By Simon Evans
LONDON (Reuters) - This time last year Gilles Muller was an unheralded 33-year-old journeyman from Luxembourg without a single title on the ATP Tour.
One of the many men who travel the world, playing in the less noticed tournaments, picking up the more modest appearance fees, Muller's record and age suggested he would end his career as barely a footnote in the annals of the sport.
His second round appearance at the All England Club last year was barely noticed, understandably for a player who had made the last eight at a grand slam event just once in his career - at the U.S. Open in 2008.
On Monday though, the left-hander produced one of the most memorable upsets in the history of Wimbledon -- beating 15-times grand slam winner Rafa Nadal in an astonishing 6-3 6-4 3-6 4-6 15-13 battle that lasted four hours and 48 minutes.

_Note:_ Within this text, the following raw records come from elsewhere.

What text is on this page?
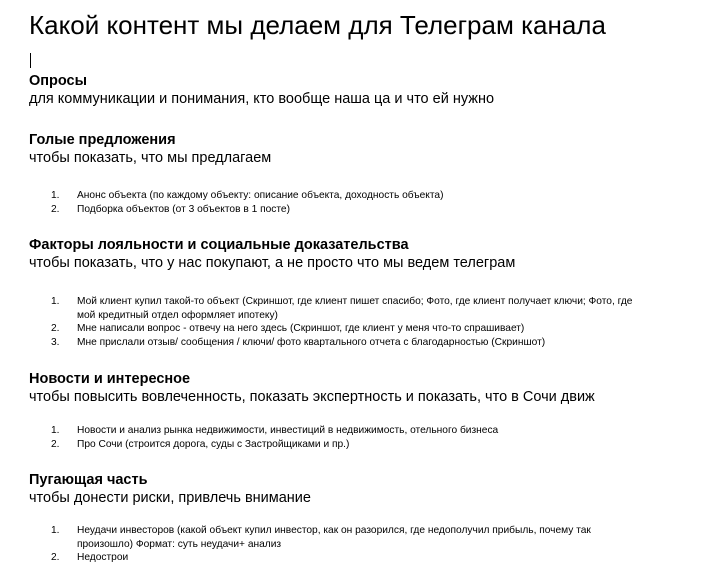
Какой контент мы делаем для Телеграм канала

Опросы

для коммуникации и понимания, кто вообще наша ца и что ей нужно

Голые предложения

чтобы показать, что мы предлагаем

1. Анонс объекта (по каждому объекту: описание объекта, доходность объекта)
2. Подборка объектов (от 3 объектов в 1 посте)

Факторы лояльности и социальные доказательства

чтобы показать, что у нас покупают, а не просто что мы ведем телеграм

1. Мой клиент купил такой-то объект (Скриншот, где клиент пишет спасибо; Фото, где клиент получает ключи; Фото, где мой кредитный отдел оформляет ипотеку)
2. Мне написали вопрос - отвечу на него здесь (Скриншот, где клиент у меня что-то спрашивает)
3. Мне прислали отзыв/ сообщения / ключи/ фото квартального отчета с благодарностью (Скриншот)

Новости и интересное

чтобы повысить вовлеченность, показать экспертность и показать, что в Сочи движ

1. Новости и анализ рынка недвижимости, инвестиций в недвижимость, отельного бизнеса
2. Про Сочи (строится дорога, суды с Застройщиками и пр.)

Пугающая часть

чтобы донести риски, привлечь внимание

1. Неудачи инвесторов (какой объект купил инвестор, как он разорился, где недополучил прибыль, почему так произошло) Формат: суть неудачи+ анализ
2. Недострои
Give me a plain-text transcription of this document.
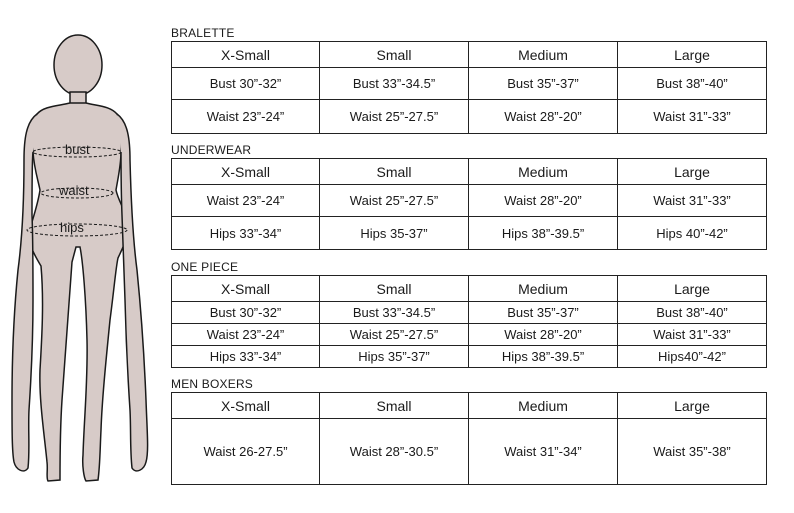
bust
waist
hips
BRALETTE
X-Small	Small	Medium	Large
Bust 30”-32”	Bust 33”-34.5”	Bust 35”-37”	Bust 38”-40”
Waist 23”-24”	Waist 25”-27.5”	Waist 28”-20”	Waist 31”-33”
UNDERWEAR
X-Small	Small	Medium	Large
Waist 23”-24”	Waist 25”-27.5”	Waist 28”-20”	Waist 31”-33”
Hips 33”-34”	Hips 35-37”	Hips 38”-39.5”	Hips 40”-42”
ONE PIECE
X-Small	Small	Medium	Large
Bust 30”-32”	Bust 33”-34.5”	Bust 35”-37”	Bust 38”-40”
Waist 23”-24”	Waist 25”-27.5”	Waist 28”-20”	Waist 31”-33”
Hips 33”-34”	Hips 35”-37”	Hips 38”-39.5”	Hips40”-42”
MEN BOXERS
X-Small	Small	Medium	Large
Waist 26-27.5”	Waist 28”-30.5”	Waist 31”-34”	Waist 35”-38”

Muller puts his delayed emergence down to a 2013 elbow injury that, almost threatened his career, kept him off the courts and let him work on fitness and other aspects of his game.
"This is definitely the biggest victory since then, since I came back, especially at that stage of a grand slam, playing one of the guys who is dominating the tennis this year again. Definitely the biggest win," he said.

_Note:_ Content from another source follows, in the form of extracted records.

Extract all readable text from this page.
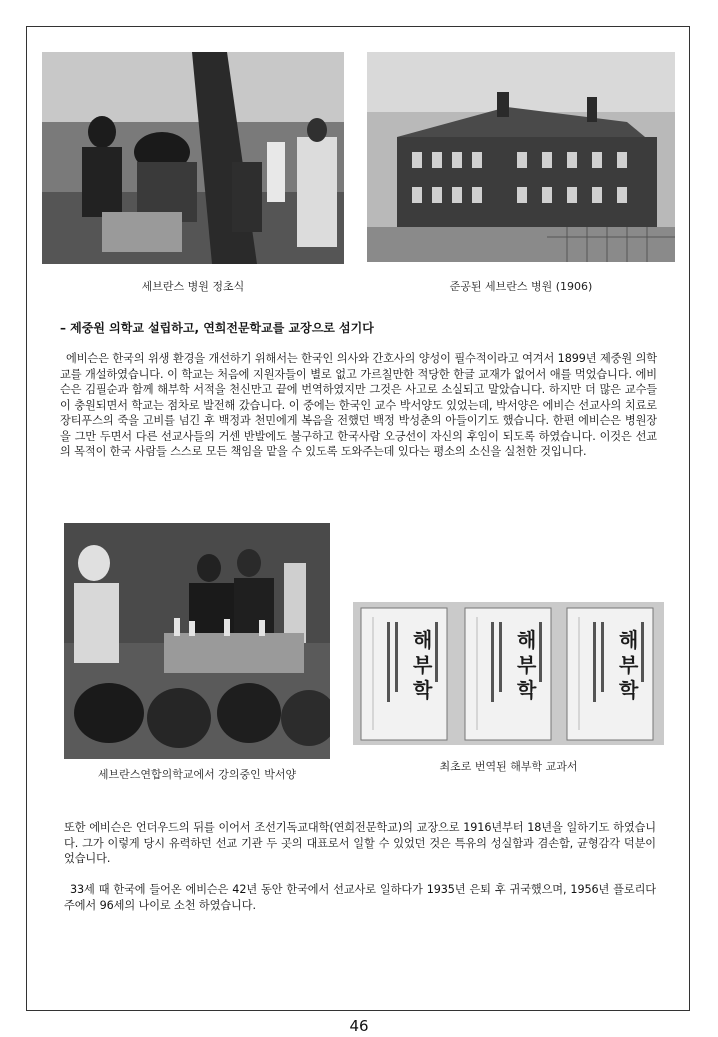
세브란스 병원 정초식	준공된 세브란스 병원 (1906)
– 제중원 의학교 설립하고, 연희전문학교를 교장으로 섬기다

에비슨은 한국의 위생 환경을 개선하기 위해서는 한국인 의사와 간호사의 양성이 필수적이라고 여겨서 1899년 제중원 의학교를 개설하였습니다. 이 학교는 처음에 지원자들이 별로 없고 가르칠만한 적당한 한글 교재가 없어서 애를 먹었습니다. 에비슨은 김필순과 함께 해부학 서적을 천신만고 끝에 번역하였지만 그것은 사고로 소실되고 말았습니다. 하지만 더 많은 교수들이 충원되면서 학교는 점차로 발전해 갔습니다. 이 중에는 한국인 교수 박서양도 있었는데, 박서양은 에비슨 선교사의 치료로 장티푸스의 죽을 고비를 넘긴 후 백정과 천민에게 복음을 전했던 백정 박성춘의 아들이기도 했습니다. 한편 에비슨은 병원장을 그만 두면서 다른 선교사들의 거센 반발에도 불구하고 한국사람 오긍선이 자신의 후임이 되도록 하였습니다. 이것은 선교의 목적이 한국 사람들 스스로 모든 책임을 맡을 수 있도록 도와주는데 있다는 평소의 소신을 실천한 것입니다.

세브란스연합의학교에서 강의중인 박서양
해
부
학
해
부
학
해
부
학
최초로 번역된 해부학 교과서

또한 에비슨은 언더우드의 뒤를 이어서 조선기독교대학(연희전문학교)의 교장으로 1916년부터 18년을 일하기도 하였습니다. 그가 이렇게 당시 유력하던 선교 기관 두 곳의 대표로서 일할 수 있었던 것은 특유의 성실함과 겸손함, 균형감각 덕분이었습니다.

33세 때 한국에 들어온 에비슨은 42년 동안 한국에서 선교사로 일하다가 1935년 은퇴 후 귀국했으며, 1956년 플로리다 주에서 96세의 나이로 소천 하였습니다.

46
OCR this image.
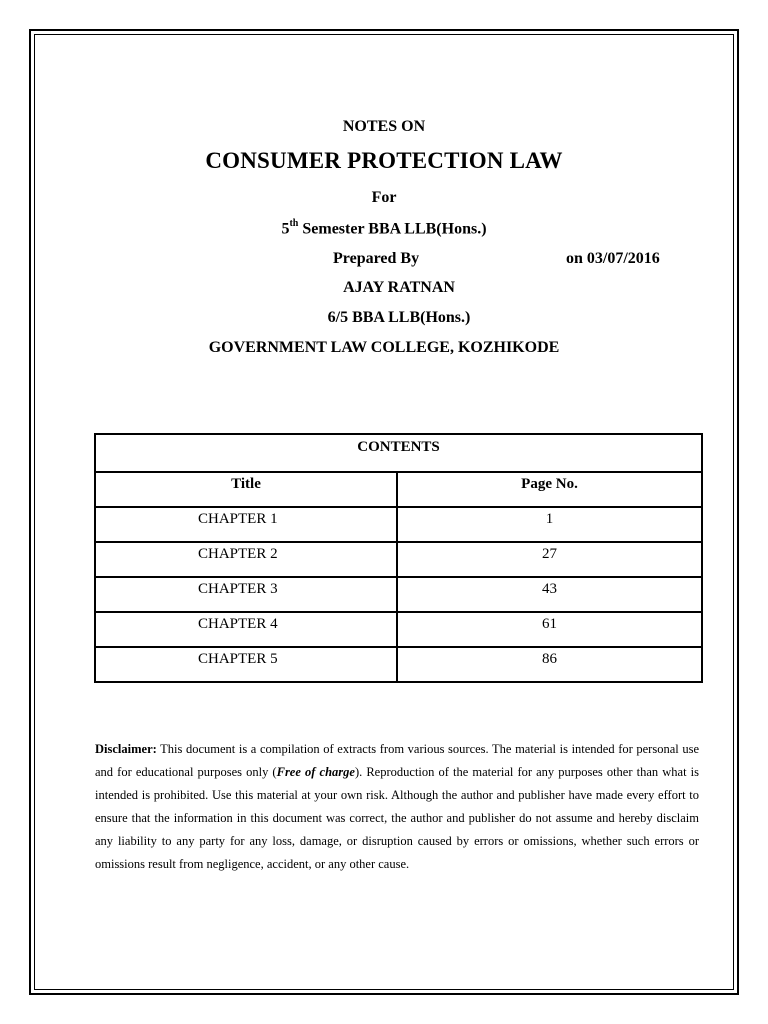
NOTES ON
CONSUMER PROTECTION LAW
For
5th Semester BBA LLB(Hons.)
Prepared By	on 03/07/2016
AJAY RATNAN
6/5 BBA LLB(Hons.)
GOVERNMENT LAW COLLEGE, KOZHIKODE
CONTENTS	
Title	Page No.
CHAPTER 1	1
CHAPTER 2	27
CHAPTER 3	43
CHAPTER 4	61
CHAPTER 5	86
Disclaimer: This document is a compilation of extracts from various sources. The material is intended for personal use and for educational purposes only (Free of charge). Reproduction of the material for any purposes other than what is intended is prohibited. Use this material at your own risk. Although the author and publisher have made every effort to ensure that the information in this document was correct, the author and publisher do not assume and hereby disclaim any liability to any party for any loss, damage, or disruption caused by errors or omissions, whether such errors or omissions result from negligence, accident, or any other cause.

"Since 2014 when I came back, I'm able to play full seasons without any breaks during the season. I have a lot of confidence in my body now, which I didn't have before.

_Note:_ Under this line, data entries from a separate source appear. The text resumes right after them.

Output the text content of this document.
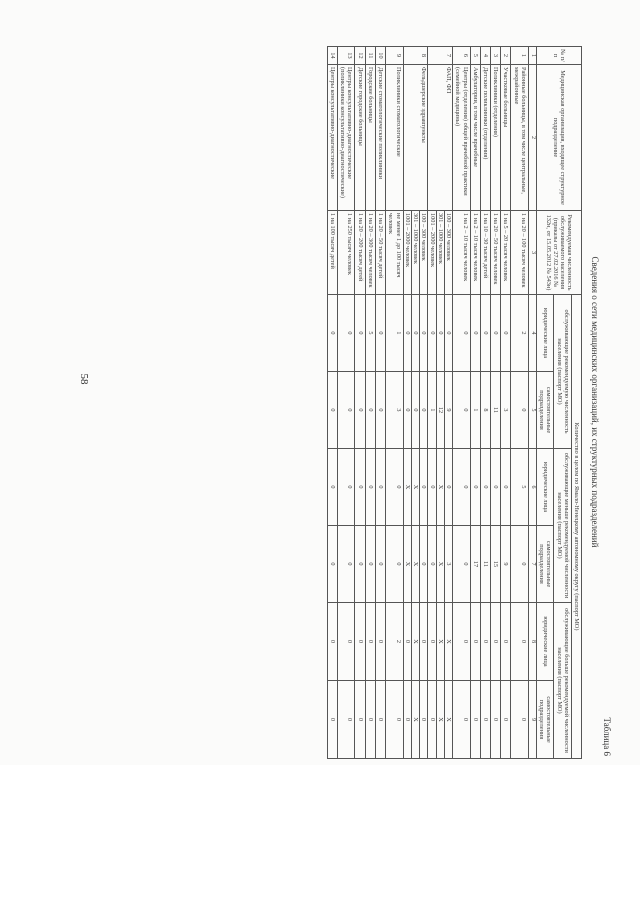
58
Таблица 6
Сведения о сети медицинских организаций, их структурных подразделений
№ п/п	Медицинская организация, входящее структурное подразделение	Рекомендуемая численность обслуживаемого населения (приказы от 27.02.2016 № 132н, от 15.05.2012 № 543н)	Количество в целом по Ямало-Ненецкому автономному округу (паспорт МО)					
			обслуживающие рекомендуемую численность населения (паспорт МО)		обслуживающие меньше рекомендуемой численности населения (паспорт МО)		обслуживающие больше рекомендуемой численности населения (паспорт МО)	
			юридические лица	самостоятельные подразделения	юридические лица	самостоятельные подразделения	юридические лица	самостоятельные подразделения
1	2	3	4	5	6	7	8	9
1	Районные больницы, в том числе центральные, межрайонные	1 на 20 – 100 тысяч человек	2	0	5	0	0	0
2	Участковые больницы	1 на 5 – 20 тысяч человек	0	3	0	9	0	0
3	Поликлиники (отделения)	1 на 20 – 50 тысяч человек	0	11	0	15	0	0
4	Детские поликлиники (отделения)	1 на 10 – 30 тысяч детей	0	8	0	11	0	0
5	Амбулатории, в том числе врачебные	1 на 2 – 10 тысяч человек	0	1	0	17	0	0
6	Центры (отделения) общей врачебной практики (семейной медицины)	1 на 2 – 10 тысяч человек	0	0	0	0	0	0
7	ФАП, ФП	100 – 300 человек	0	9	0	3	X	X
		301 – 1000 человек	0	12	X	X	X	X
		1001 – 2000 человек	0	1	0	0	0	0
8	Фельдшерские здравпункты	100 – 300 человек	0	0	0	0	0	0
		301 – 1000 человек	0	0	X	X	X	X
		1001 – 2000 человек	0	0	X	X	0	0
9	Поликлиники стоматологические	не менее 1 до 100 тысяч человек	1	3	0	0	2	0
10	Детские стоматологические поликлиники	1 на 20 – 50 тысяч детей	0	0	0	0	0	0
11	Городские больницы	1 на 20 – 300 тысяч человек	5	0	0	0	0	0
12	Детские городские больницы	1 на 20 – 200 тысяч детей	0	0	0	0	0	0
13	Центры консультативно-диагностические (поликлиники консультативно-диагностические)	1 на 250 тысяч человек	0	0	0	0	0	0
14	Центры консультативно-диагностические	1 на 100 тысяч детей	0	0	0	0	0	0
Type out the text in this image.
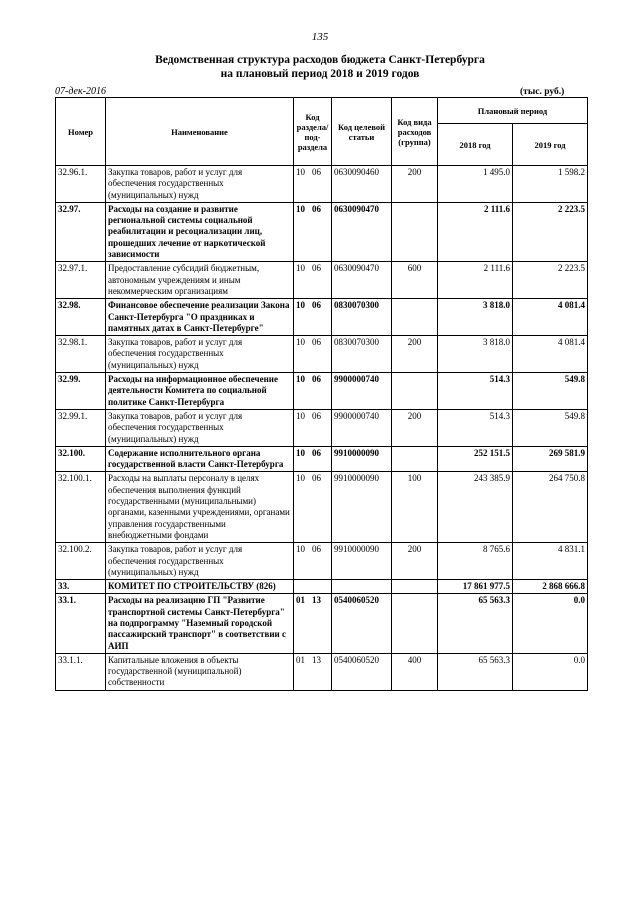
135
Ведомственная структура расходов бюджета Санкт-Петербурга
на плановый период 2018 и 2019 годов
07-дек-2016	(тыс. руб.)
Номер	Наименование	Код раздела/ под-раздела	Код целевой статьи	Код вида расходов (группа)	Плановый период	
					2018 год	2019 год
32.96.1.	Закупка товаров, работ и услуг для обеспечения государственных (муниципальных) нужд	10 06	0630090460	200	1 495.0	1 598.2
32.97.	Расходы на создание и развитие региональной системы социальной реабилитации и ресоциализации лиц, прошедших лечение от наркотической зависимости	10 06	0630090470		2 111.6	2 223.5
32.97.1.	Предоставление субсидий бюджетным, автономным учреждениям и иным некоммерческим организациям	10 06	0630090470	600	2 111.6	2 223.5
32.98.	Финансовое обеспечение реализации Закона Санкт-Петербурга "О праздниках и памятных датах в Санкт-Петербурге"	10 06	0830070300		3 818.0	4 081.4
32.98.1.	Закупка товаров, работ и услуг для обеспечения государственных (муниципальных) нужд	10 06	0830070300	200	3 818.0	4 081.4
32.99.	Расходы на информационное обеспечение деятельности Комитета по социальной политике Санкт-Петербурга	10 06	9900000740		514.3	549.8
32.99.1.	Закупка товаров, работ и услуг для обеспечения государственных (муниципальных) нужд	10 06	9900000740	200	514.3	549.8
32.100.	Содержание исполнительного органа государственной власти Санкт-Петербурга	10 06	9910000090		252 151.5	269 581.9
32.100.1.	Расходы на выплаты персоналу в целях обеспечения выполнения функций государственными (муниципальными) органами, казенными учреждениями, органами управления государственными внебюджетными фондами	10 06	9910000090	100	243 385.9	264 750.8
32.100.2.	Закупка товаров, работ и услуг для обеспечения государственных (муниципальных) нужд	10 06	9910000090	200	8 765.6	4 831.1
33.	КОМИТЕТ ПО СТРОИТЕЛЬСТВУ (826)				17 861 977.5	2 868 666.8
33.1.	Расходы на реализацию ГП "Развитие транспортной системы Санкт-Петербурга" на подпрограмму "Наземный городской пассажирский транспорт" в соответствии с АИП	01 13	0540060520		65 563.3	0.0
33.1.1.	Капитальные вложения в объекты государственной (муниципальной) собственности	01 13	0540060520	400	65 563.3	0.0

"All this is changing a lot for me. For sure that has been the key for me in the last few years, to be that successful."
While viewed as a grasscourt specialist, he can be an awkward opponent with his fondness for old-school serve-and-volley play.
Although he had beaten Nadal 12 years ago at Wimbledon, few gave him a chance on Monday against the fourth seed and French Open champion.
But Muller has risen up the rankings this year, capturing his first two titles on the tour, in Sydney earlier this year and then on grass at Den Bosch in the lead up to Wimbledon.
He is ranked 26th in the world but his comfort on grass earned him a 16th seed at Wimbledon -- a placing that he has more than justified.
Cool to the point of being emotionless, Muller coped with giving up a two-set lead to the Spaniard and then continued, unruffled, through the marathon two hours 15 minutes final set before finally sealing victory.
Muller had been unable to take advantage of four match points prior to the decisive game and when he finally clinched victory, the calmness he had shown throughout the match remained.
"A lot of relief. I had those match points before. I mean, the noise the crowd made every time he saved a match point was just massive," he said.
"So at that moment ... in my head I was thinking, 'We have to finish this now or otherwise we're going to come back tomorrow'. I knew it was going to be maybe another 10, 15 more minutes maximum.
"Just a lot of relief to finally get it done."
Next up for Muller is seventh-seeded Croatian Marin Cilic, who beat him on grass last month in the semi-finals at Queen's Club.
"It's going to be a tough match, for sure," said Muller.
Maybe but after Monday's magnificent heroics, who would bet against the man from Schifflange, population 9,332, producing another upset?